Selain jauh dari perilaku yang tercelah, tempat pendidikan Ismail juga dirancang menjadi satu kesatuan dengan pusat ibadah ‘Baitullah’. Hal ini dipilih agar Ismail tumbuh dalam suasana spritual, beribadah (shalat) hanya untuk Allah SWT. Kiat ini sangat strategis karena faktor lingkungan sangat berpengaruh kepada perkembangan kejiwaan anak di sekitarnya.
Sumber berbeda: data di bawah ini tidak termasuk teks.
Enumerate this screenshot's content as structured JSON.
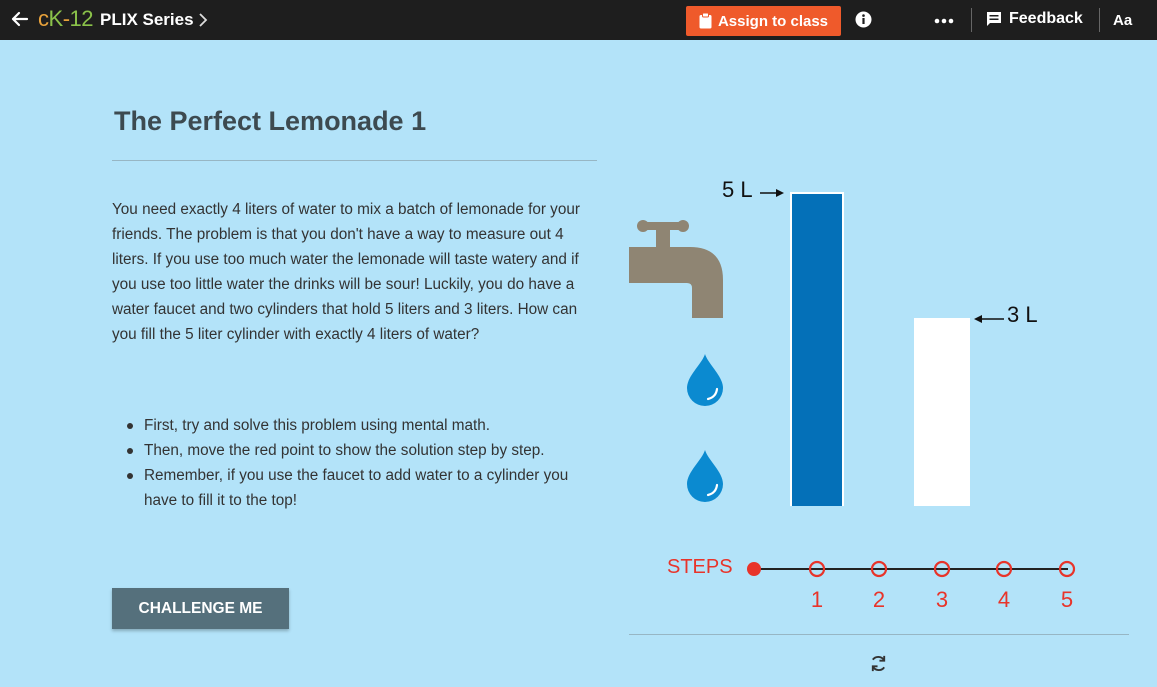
{
  "header": {
    "logo": {
      "c": "c",
      "k": "K",
      "dash": "-",
      "num": "12"
    },
    "series_label": "PLIX Series",
    "assign_label": "Assign to class",
    "feedback_label": "Feedback",
    "font_label": "Aa"
  },
  "content": {
    "title": "The Perfect Lemonade 1",
    "paragraph": "You need exactly 4 liters of water to mix a batch of lemonade for your friends. The problem is that you don't have a way to measure out 4 liters. If you use too much water the lemonade will taste watery and if you use too little water the drinks will be sour! Luckily, you do have a water faucet and two cylinders that hold 5 liters and 3 liters. How can you fill the 5 liter cylinder with exactly 4 liters of water?",
    "bullets": [
      "First, try and solve this problem using mental math.",
      "Then, move the red point to show the solution step by step.",
      "Remember, if you use the faucet to add water to a cylinder you have to fill it to the top!"
    ],
    "challenge_label": "CHALLENGE ME"
  },
  "interactive": {
    "cylinder_large_label": "5 L",
    "cylinder_small_label": "3 L",
    "cylinder_large_capacity_l": 5,
    "cylinder_large_water_l": 5,
    "cylinder_small_capacity_l": 3,
    "cylinder_small_water_l": 0,
    "steps_label": "STEPS",
    "steps": [
      "1",
      "2",
      "3",
      "4",
      "5"
    ],
    "current_step": 0,
    "colors": {
      "water": "#0470b8",
      "faucet": "#8f8573",
      "drop": "#0b8ad0",
      "step": "#e8342a",
      "accent": "#ef5a2b"
    }
  }
}
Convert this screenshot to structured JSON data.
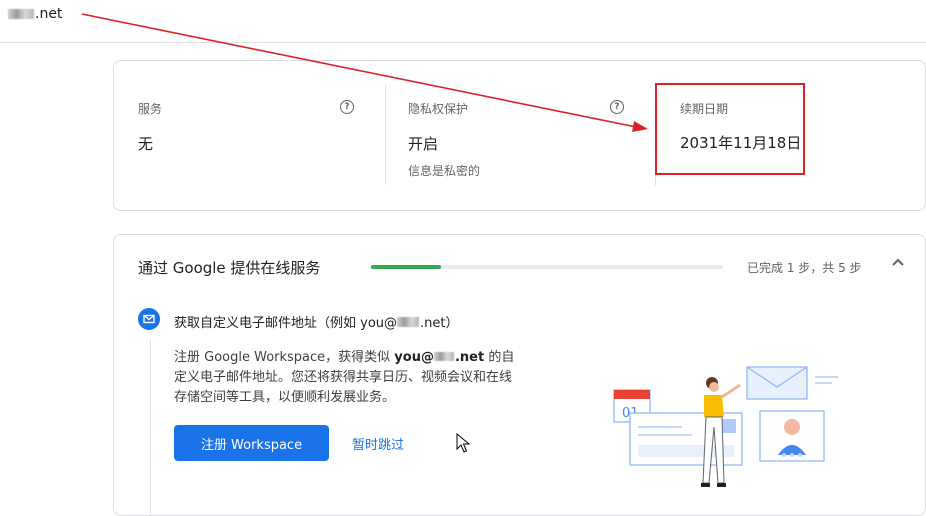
{
  "header": {
    "domain_suffix": ".net"
  },
  "summary": {
    "service": {
      "label": "服务",
      "value": "无"
    },
    "privacy": {
      "label": "隐私权保护",
      "value": "开启",
      "sub": "信息是私密的"
    },
    "renewal": {
      "label": "续期日期",
      "value": "2031年11月18日"
    }
  },
  "setup": {
    "title": "通过 Google 提供在线服务",
    "progress_text": "已完成 1 步，共 5 步",
    "progress_fraction": 0.2,
    "step": {
      "title_prefix": "获取自定义电子邮件地址（例如 you@",
      "title_suffix": ".net）",
      "desc_1": "注册 Google Workspace，获得类似 ",
      "desc_bold_prefix": "you@",
      "desc_bold_suffix": ".net",
      "desc_2": " 的自定义电子邮件地址。您还将获得共享日历、视频会议和在线存储空间等工具，以便顺利发展业务。",
      "primary_button": "注册 Workspace",
      "skip_link": "暂时跳过"
    },
    "illustration": {
      "calendar_number": "01"
    }
  },
  "colors": {
    "accent": "#1a73e8",
    "progress": "#34a853",
    "annotation": "#d9232a"
  }
}
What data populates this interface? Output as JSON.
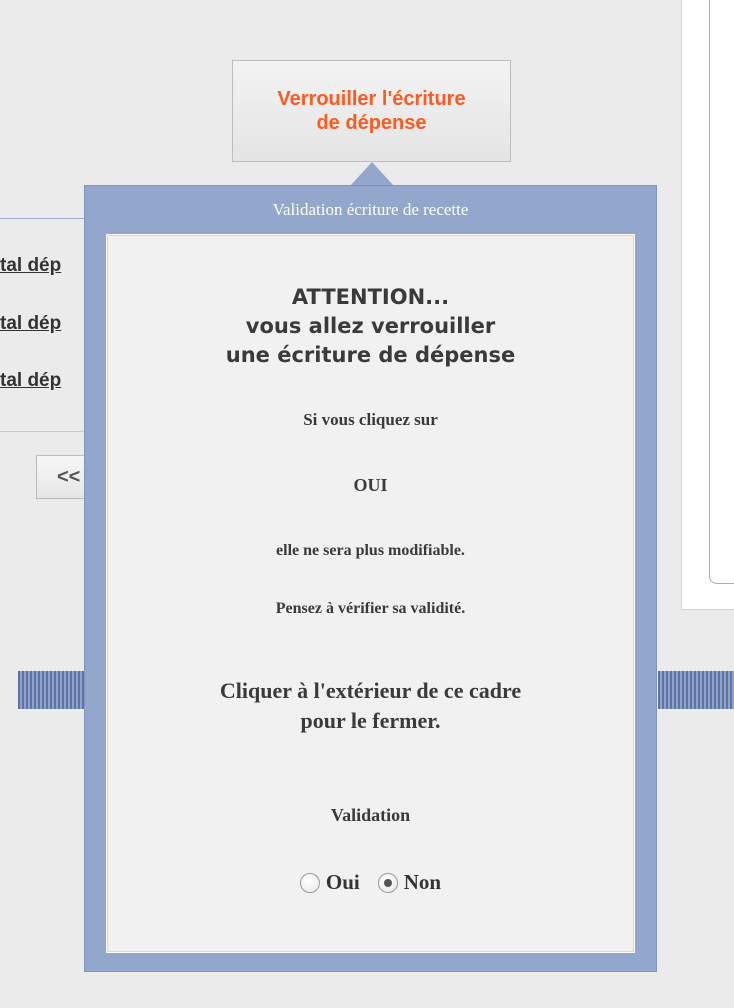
{
  "lock_button": {
    "label_line1": "Verrouiller l'écriture",
    "label_line2": "de dépense"
  },
  "background": {
    "links": [
      "tal dép",
      "tal dép",
      "tal dép"
    ],
    "prev_button": "<<"
  },
  "popup": {
    "title": "Validation écriture de recette",
    "attention": [
      "ATTENTION...",
      "vous allez verrouiller",
      "une écriture de dépense"
    ],
    "if_click": "Si vous cliquez sur",
    "yes_caps": "OUI",
    "no_longer": "elle ne sera plus modifiable.",
    "check_valid": "Pensez à vérifier sa validité.",
    "close_hint": [
      "Cliquer à l'extérieur de ce cadre",
      "pour le fermer."
    ],
    "validation_label": "Validation",
    "options": [
      {
        "label": "Oui",
        "checked": false
      },
      {
        "label": "Non",
        "checked": true
      }
    ]
  },
  "colors": {
    "accent_orange": "#ff5a1f",
    "popup_frame": "#93a6cc",
    "stripe": "#5d74a5"
  }
}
Pemilihan tempat (bi’ah) yang strategis untuk pendidikan Ismail secara khusus Allah SWT abadikan dalam al-Qur’an, sebagaimana firman-Nya:
Artinya: “Ya Tuhan kami, Sesungguhnya Aku Telah menempatkan sebahagian keturunanku di lembah yang tidak mempunyai tanam-tanaman di dekat rumah Engkau (Baitullah) yang dihormati, Ya Tuhan kami (yang demikian itu) agar mereka mendirikan shalat, Maka jadikanlah hati sebagian manusia cenderung kepada mereka dan beri rezkilah mereka dari buah-buahan, Mudah-mudahan mereka bersyukur.” (Q.S. Ibrahim : 37)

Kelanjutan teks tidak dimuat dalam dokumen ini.